Wayne Benn

Personal information
- Full name: Wayne Benn
- Date of birth: 7 August 1976 (age 48)
- Place of birth: Pontefract, England
- Height: 5 ft 9 in (1.75 m)
- Position(s): Midfielder

Youth career
- Bradford City

Senior career*
- Years: Team / Apps / (Gls)
- 1994–1996: Bradford City / 11 / (0)
- 1996–2004: Bradford Park Avenue
- 2004: → Halifax Town (loan)
- 2004: Frickley Athletic
- Emley
- Ossett Town

= Wayne Benn =

English footballer, manager, and coach

Wayne Benn (born 7 August 1976) is an English football manager/coach and a former professional footballer.

==Playing career==
Benn began his career at Bradford City before he signed for local rivals Bradford Park Avenue in 1995, upon his release from City. He played in over 400 games for the club, as a sweeper or in central midfield.

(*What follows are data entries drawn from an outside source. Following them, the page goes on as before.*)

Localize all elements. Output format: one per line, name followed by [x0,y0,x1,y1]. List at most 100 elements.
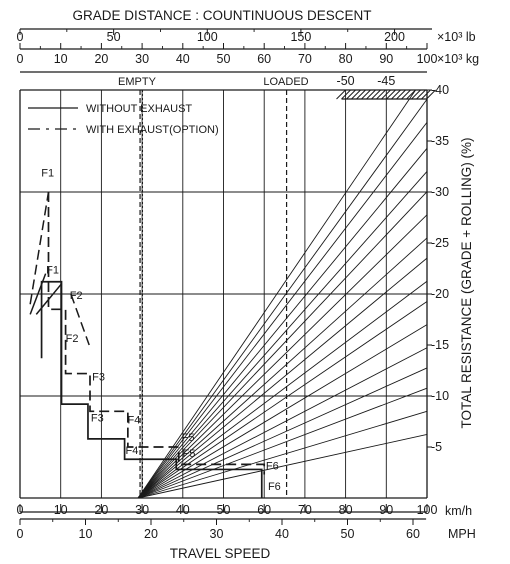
gear-label: F1 [46,265,59,277]
unit-label-lb: ×10³ lb [437,30,476,44]
tick-label-mph: 20 [144,527,158,541]
hatch-stroke [341,89,351,100]
gear-label: F5 [182,448,195,460]
gear-label: F6 [266,460,279,472]
hatch-stroke [426,89,436,100]
resistance-line [137,122,428,499]
tick-label-kmh: 40 [176,503,190,517]
series-line-without-exhaust [40,280,263,498]
hatch-stroke [391,89,401,100]
gear-label: F3 [91,413,104,425]
tick-label-kmh: 0 [17,503,24,517]
resistance-lines [137,89,428,499]
tick-labels: 0 10 20 30 40 50 60 70 80 90 100 km/h0 10 20 30 40 50 60 M… [17,29,479,541]
gear-label: F3 [92,372,105,384]
resistance-line [137,214,428,499]
tick-label-mph: 10 [79,527,93,541]
hatch-stroke [416,89,426,100]
tick-label-kg: 30 [135,52,149,66]
y-axis-title: TOTAL RESISTANCE (GRADE + ROLLING) (%) [459,138,474,429]
tick-label-kmh: 100 [417,503,438,517]
hatch-stroke [421,89,431,100]
grid [20,90,427,498]
tick-label-lb: 200 [384,30,405,44]
tick-label-kg: 90 [379,52,393,66]
series-segment [29,273,47,315]
resistance-line [137,98,428,499]
tick-label-kmh: 60 [257,503,271,517]
tick-label-kg: 60 [257,52,271,66]
hatch-stroke [366,89,376,100]
gear-labels: F1 F1 F2 F2 F3 F3 F4 F4 F5 F5 F6 F6 [41,168,281,493]
tick-label-kmh: 20 [94,503,108,517]
unit-label-kmh: km/h [445,504,472,518]
weight-markers [139,90,288,498]
hatch-stroke [351,89,361,100]
gear-label: F2 [70,290,83,302]
tick-label-resistance: -40 [431,83,449,97]
unit-label-mph: MPH [448,527,476,541]
resistance-line [137,410,428,499]
gear-label: F1 [41,168,54,180]
resistance-line [137,191,428,499]
resistance-line [137,280,428,499]
hatch-stroke [411,89,421,100]
tick-label-resistance: -15 [431,338,449,352]
tick-label-lb: 150 [290,30,311,44]
tick-label-kg: 80 [339,52,353,66]
resistance-line [137,387,428,499]
tick-label-resistance: -20 [431,287,449,301]
tick-label-kmh: 50 [217,503,231,517]
tick-label-resistance: -35 [431,134,449,148]
resistance-line [137,367,428,499]
loaded-marker-label: LOADED [263,76,308,88]
tick-label-lb: 100 [197,30,218,44]
unit-label-kg: ×10³ kg [437,52,479,66]
tick-label-kg: 10 [54,52,68,66]
tick-label-mph: 0 [17,527,24,541]
hatch-stroke [371,89,381,100]
resistance-line [137,324,428,499]
gear-label: F4 [128,415,141,427]
resistance-line [137,257,428,499]
hatch-stroke [386,89,396,100]
tick-label-mph: 60 [406,527,420,541]
hatch-stroke [361,89,371,100]
hatch-stroke [401,89,411,100]
hatch-stroke [336,89,346,100]
hatched-corner [336,89,436,100]
resistance-line [137,171,428,499]
tick-label-lb: 50 [107,30,121,44]
legend-label-with-exhaust: WITH EXHAUST(OPTION) [86,124,219,136]
tick-label-kg: 70 [298,52,312,66]
tick-label-kg: 50 [217,52,231,66]
tick-label-kg: 100 [417,52,438,66]
chart-title: GRADE DISTANCE : COUNTINUOUS DESCENT [72,8,371,23]
gear-label: F5 [182,432,195,444]
hatch-stroke [381,89,391,100]
legend: WITHOUT EXHAUST WITH EXHAUST(OPTION) [28,103,219,136]
series-lines [29,191,266,498]
hatch-stroke [346,89,356,100]
resistance-line [137,301,428,499]
gear-label: F6 [268,481,281,493]
resistance-line [137,148,428,499]
tick-label-resistance: -25 [431,236,449,250]
hatch-stroke [396,89,406,100]
tick-label-mph: 40 [275,527,289,541]
tick-label-mph: 30 [210,527,224,541]
tick-label-kmh: 30 [135,503,149,517]
hatch-stroke [406,89,416,100]
x-axis-title: TRAVEL SPEED [170,546,271,561]
tick-label-kg: 40 [176,52,190,66]
tick-label-kg: 0 [17,52,24,66]
tick-label-resistance: -30 [431,185,449,199]
resistance-line [137,433,428,499]
tick-label-lb: 0 [17,30,24,44]
series-segment [29,191,50,305]
series-line-with-exhaust [47,192,266,475]
resistance-line [137,347,428,499]
gear-label: F2 [66,333,79,345]
empty-marker-label: EMPTY [118,76,157,88]
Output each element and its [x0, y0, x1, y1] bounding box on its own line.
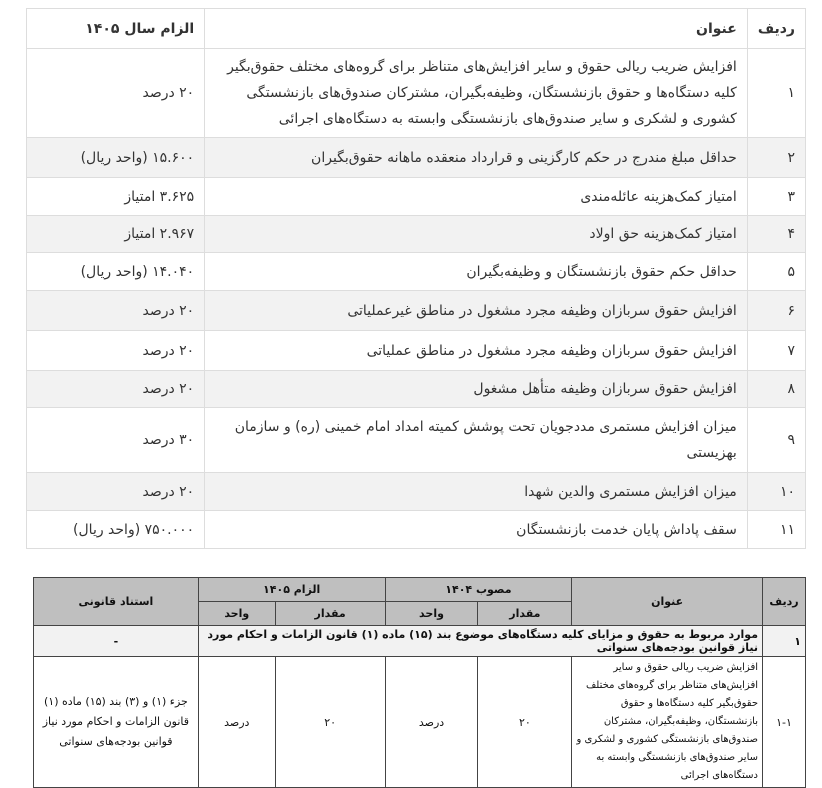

He briefly played on loan at Halifax Town before returning to Avenue in September 1996. He was player of the season in 1998–99. He left on a permanent basis in January 2004, signing for Frickley Athletic. In November 2004, he left for Emley before moving to Ossett Town in the Northern Premier League.

==Managerial career==
Benn took over as manager of South Kirkby Colliery in July 2010. He had previously worked as the assistant manager at Guiseley and Bradford Park Avenue. He left South Kirkby Colliery at the end of the 2010–11 seasons and became the manager of Hemsworth Miners Welfare, of the Northern Counties East Football League. Benn left to become the manager at Goole in the Northern Premier League but later returned to manage Hemsworth.

In 2019, Benn was appointed Ossett United manager, but both the 2019–20 and 2020–21 seasons were terminated due to the COVID-19 pandemic. Playing in Division One East in 2021–22, Ossett United were in the top half of the table, but after only one win in three months, he was dismissed just before Christmas 2021.